Saturday, October 17, 2015

Through His Suffering

By Jim Bayne

Because of his affliction he shall see the light in fullness of days; through his suffering, my servant shall justify many, and their guilt he shall bear. Isaiah 53:11)

Whoever wishes to be great among you will be your servant; whoever wishes to be first among you will be the slave of all. (Mark 10:43-44)

The Rule of Saint Benedict
The first rule is simply this:
Live this life and do whatever is done, in a spirit of Thanksgiving.

Abandon attempts to achieve security, they are futile,
Give up the search for wealth, it is demeaning,
Quit the search for salvation, it is selfish, and

Come to comfortable rest in the certainty that those who participate in this life with an attitude of Thanksgiving will receive its full promise.
– (From Always We Begin Again by John McQuiston II)

Our American culture of consumerism tells us that we must drive the latest car, have bright white and straight teeth, and use the fastest smartphone if we expect to be at the top of the heap. In today’s Gospel, James and John are asking Jesus to do for them what today’s hucksters promise they can do for us: put us ahead of our brothers and sisters; put us at the top of the heap. 

Jesus tells James and John and us that that is not the way it works. Joy is to be found in being a servant leader. Our true calling is to be servant leaders. True joy is to be found in doing for others. Pope Francis models this behavior.
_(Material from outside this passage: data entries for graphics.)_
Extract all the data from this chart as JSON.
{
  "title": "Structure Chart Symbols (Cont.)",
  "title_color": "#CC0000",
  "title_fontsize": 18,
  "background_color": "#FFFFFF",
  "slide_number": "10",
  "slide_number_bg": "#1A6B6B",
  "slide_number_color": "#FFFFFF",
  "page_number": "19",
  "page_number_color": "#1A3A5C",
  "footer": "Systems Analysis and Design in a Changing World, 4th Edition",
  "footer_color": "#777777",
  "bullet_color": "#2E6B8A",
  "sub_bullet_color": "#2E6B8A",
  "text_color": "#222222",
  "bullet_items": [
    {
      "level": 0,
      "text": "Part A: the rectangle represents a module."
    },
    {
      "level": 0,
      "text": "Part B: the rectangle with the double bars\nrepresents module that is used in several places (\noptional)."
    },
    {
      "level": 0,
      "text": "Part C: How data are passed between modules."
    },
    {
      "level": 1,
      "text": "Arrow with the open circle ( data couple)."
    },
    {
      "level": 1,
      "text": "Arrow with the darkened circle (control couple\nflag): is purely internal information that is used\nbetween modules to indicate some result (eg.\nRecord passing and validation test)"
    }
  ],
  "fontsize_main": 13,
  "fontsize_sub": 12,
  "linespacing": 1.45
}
The Piety segment above is taken from a modern adaptation of The Rule of Saint Benedict which tells us with some precision what we have to do and the attitude we need to adopt in order to find what James and John - and us - are really looking for. It is what Jesus taught. It is the very opposite of what our current culture values.

By taking time at the beginning and end of each day to reflect on all of the graces we have received that day, we can begin to appreciate God’s great love for us. Out of this gratitude, springs the desire to serve others; to become a servant leader.

Take time this week to reflect each day on the graces you have received: a parking space just when you needed it; reconnecting with an old friend; a good night’s sleep; a great dinner; a good report card for the kids. As you grow in awareness of how blessed you are, see if you don’t feel drawn to share your joy with others through service.